We’ve noticed there’s a lot of attention about this OP_RETURN discussion. And we’d like to leverage that for our own interests, getting attention and perhaps collaborators for Core Explorer.

So far we’ve tried a few different approaches.

Today’s effort

Since we’re working with this new PR, it’s going to be helpful to get some updated data. So we’ll go over the first version of Core Explorer, create a new github API key, and plug that into the scripts which scrape data from the repo… then we’ll get some tacos while that runs.

Setup a github api key for scrapin’

API docs for that: https://docs.github.com/en/rest/authentication/authenticating-to-the-rest-api?apiVersion=2022-11-28#basic-authentication

there was an old github token, but it seems not to be valid any longer… so we’ll make a new one that’s valid for 30 days.

okay, we had an old token, but let’s make a new one in .zprofile

export THIRTY_DAY_GITHUB_SCRAPE_TOKEN="ghp_blahblahblahblah" * note that ths was originally 30_DAY_TOKEN but environment memory needs to start with a letter, not a number… so things got broken.

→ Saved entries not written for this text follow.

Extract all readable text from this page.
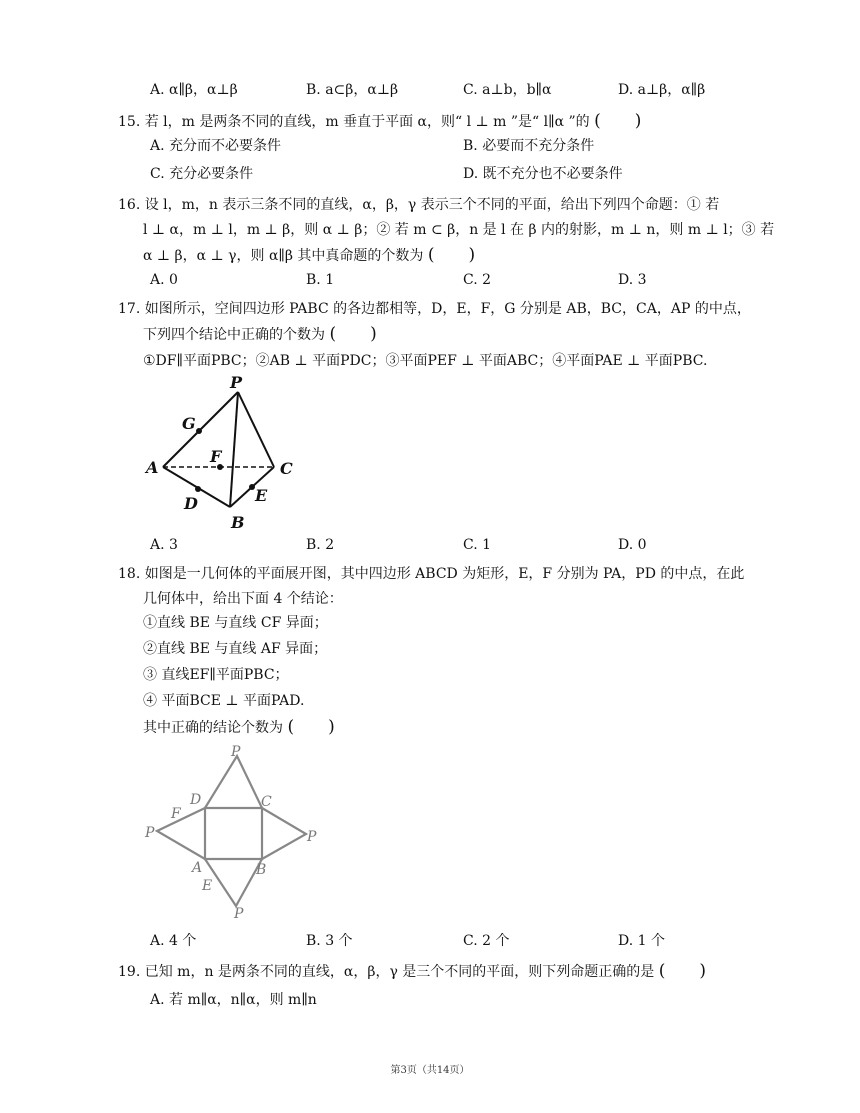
A. α∥β，α⊥β	B. a⊂β，α⊥β	C. a⊥b，b∥α	D. a⊥β，α∥β
15. 若 l，m 是两条不同的直线，m 垂直于平面 α，则“ l ⊥ m ”是“ l∥α ”的 ( )
A. 充分而不必要条件	B. 必要而不充分条件
C. 充分必要条件	D. 既不充分也不必要条件
16. 设 l，m，n 表示三条不同的直线，α，β，γ 表示三个不同的平面，给出下列四个命题：① 若
l ⊥ α，m ⊥ l，m ⊥ β，则 α ⊥ β；② 若 m ⊂ β，n 是 l 在 β 内的射影，m ⊥ n，则 m ⊥ l；③ 若
α ⊥ β，α ⊥ γ，则 α∥β 其中真命题的个数为 ( )
A. 0	B. 1	C. 2	D. 3
17. 如图所示，空间四边形 PABC 的各边都相等，D，E，F，G 分别是 AB，BC，CA，AP 的中点，
下列四个结论中正确的个数为 ( )
①DF∥平面PBC；②AB ⊥ 平面PDC；③平面PEF ⊥ 平面ABC；④平面PAE ⊥ 平面PBC.
P
G
A
F
C
D	E
B
A. 3	B. 2	C. 1	D. 0
18. 如图是一几何体的平面展开图，其中四边形 ABCD 为矩形，E，F 分别为 PA，PD 的中点，在此
几何体中，给出下面 4 个结论：
①直线 BE 与直线 CF 异面；
②直线 BE 与直线 AF 异面；
③ 直线EF∥平面PBC；
④ 平面BCE ⊥ 平面PAD.
其中正确的结论个数为 ( )
P
D	C
F
P	P
A	B
E
P
A. 4 个	B. 3 个	C. 2 个	D. 1 个
19. 已知 m，n 是两条不同的直线，α，β，γ 是三个不同的平面，则下列命题正确的是 ( )
A. 若 m∥α，n∥α，则 m∥n
第3页（共14页）
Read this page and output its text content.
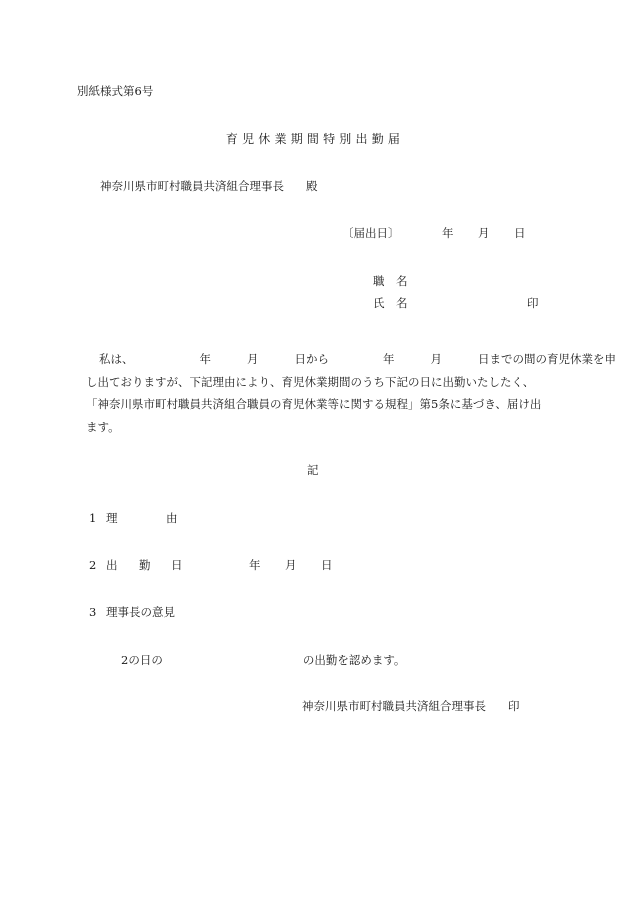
別紙様式第6号
育児休業期間特別出勤届
神奈川県市町村職員共済組合理事長 殿
〔届出日〕	年 月 日
職　名
氏　名	印

私は、	年	月	日から	年	月	日までの間の育児休業を申

し出ておりますが、下記理由により、育児休業期間のうち下記の日に出勤いたしたく、

「神奈川県市町村職員共済組合職員の育児休業等に関する規程」第5条に基づき、届け出

ます。

記
1 理	由
2 出 勤 日	年 月 日
3 理事長の意見
2の日の	の出勤を認めます。
神奈川県市町村職員共済組合理事長 印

Alright, so, in order to get the functions to do the thing, we’ve got a script in repo_explorer called repo_explorer/github_scrape_commits_or_pulls.rb and you can change the value of

we got the new API code, put it in our repo & then used the two scripts to scrape

GITHUB_API_TOKEN=$THIRTY_DAY_GITHUB_SCRAPE_TOKEN ruby github_scrape_commits_or_pulls.rb bitcoin/bitcoin all_commits_before_may_2025.csv GITHUB_REPO_TOKEN=$THIRTY_DAY_GITHUB_SCRAPE_TOKEN ruby github_prs.rb bitcoin/bitcoin all_commits_before_may_2025.csv

note the subtle difference between the two GITHUB_REPO_TOKEN and GITHUB_API_TOKEN. that’s a thing that can get resolved with the 2nd script which is scrape_commits_or_pulls. There’s some duplicated code that can get consolidated. I think even in writing these notes, i’ve actually got the commands wrong, go figure. anyway, figure it out. and the more verbosely named script can get fixed to cover both the commits, and the prs. and potentially onter data types that need to be accounted for from Github’s centralized system (specifically it may be smart to get the individual commits in order to get the message history & “NACK” “ACK” related things from discussions (preferably soon before it gets deleted forever, accidentally or otherwise).